Python Import Namespaces

3 min to complete · By Martin Breuss

Python: Import Namespaces

In the previous lesson, you learned that you could import your own code in the same way that you can import modules from the standard library, as well as external packages that you've installed with pip.

But what if your code is nested in additional folders:

codingnomads
├── ingredients.py
├── recipes
│   └── soup.py
└── cook.py

How can you access the logic you wrote in soup.py from your cook.py script?

Deeper Namespaces

In a similar way to how you've used a namespace before with the ingredients.py script, you can do it with your recipes/soup.py file as well:

# cook.py
import ingredients as i
import recipes.soup as s

c = i.carrot
s.make_soup(c)

In this example, you can see that Python treats the additional folder as an extra namespace. Depending on how you choose to import your code, you can access it through the full namespace, recipes.soup, or through an alias, as shown in the code snippet above.

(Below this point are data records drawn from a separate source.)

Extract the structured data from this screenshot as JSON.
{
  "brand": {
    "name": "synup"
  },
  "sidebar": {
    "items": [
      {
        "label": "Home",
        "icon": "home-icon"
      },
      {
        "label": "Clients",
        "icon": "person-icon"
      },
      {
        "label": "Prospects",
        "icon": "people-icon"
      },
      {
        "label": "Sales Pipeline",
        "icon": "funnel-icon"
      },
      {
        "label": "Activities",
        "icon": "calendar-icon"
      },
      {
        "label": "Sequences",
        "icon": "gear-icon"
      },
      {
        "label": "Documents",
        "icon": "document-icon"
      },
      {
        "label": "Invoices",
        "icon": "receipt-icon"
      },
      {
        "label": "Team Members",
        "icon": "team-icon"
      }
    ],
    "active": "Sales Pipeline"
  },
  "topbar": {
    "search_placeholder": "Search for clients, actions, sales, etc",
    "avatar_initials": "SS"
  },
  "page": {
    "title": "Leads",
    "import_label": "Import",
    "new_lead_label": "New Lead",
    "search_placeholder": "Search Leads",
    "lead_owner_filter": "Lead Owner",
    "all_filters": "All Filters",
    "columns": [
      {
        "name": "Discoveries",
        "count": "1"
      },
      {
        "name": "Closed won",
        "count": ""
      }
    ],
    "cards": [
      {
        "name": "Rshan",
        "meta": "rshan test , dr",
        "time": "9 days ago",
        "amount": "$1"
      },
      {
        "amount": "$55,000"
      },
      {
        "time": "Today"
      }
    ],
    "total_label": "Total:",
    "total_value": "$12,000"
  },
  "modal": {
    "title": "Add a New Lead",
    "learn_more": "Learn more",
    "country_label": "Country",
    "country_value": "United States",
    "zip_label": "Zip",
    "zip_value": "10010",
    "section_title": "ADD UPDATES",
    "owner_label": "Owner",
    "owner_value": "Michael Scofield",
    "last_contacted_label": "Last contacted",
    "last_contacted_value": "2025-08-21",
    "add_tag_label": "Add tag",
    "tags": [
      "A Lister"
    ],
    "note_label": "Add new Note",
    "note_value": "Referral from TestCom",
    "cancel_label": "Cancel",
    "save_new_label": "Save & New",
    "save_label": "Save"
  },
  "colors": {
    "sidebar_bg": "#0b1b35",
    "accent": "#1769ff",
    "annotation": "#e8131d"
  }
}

Colorful illustration of a light bulb

Note: For the code snippet to work, you need to have both a carrot variable defined in ingredients.py, as well as a make_soup() function in recipes/soup.py that takes one argument. You can only import and use what you've actually defined.

Python allows you to handle namespaces in a way that can seem intuitive when you're used to working with folder structures.

In a future lesson, you'll run into a little side-effect that you might encounter when you're importing code from your custom modules.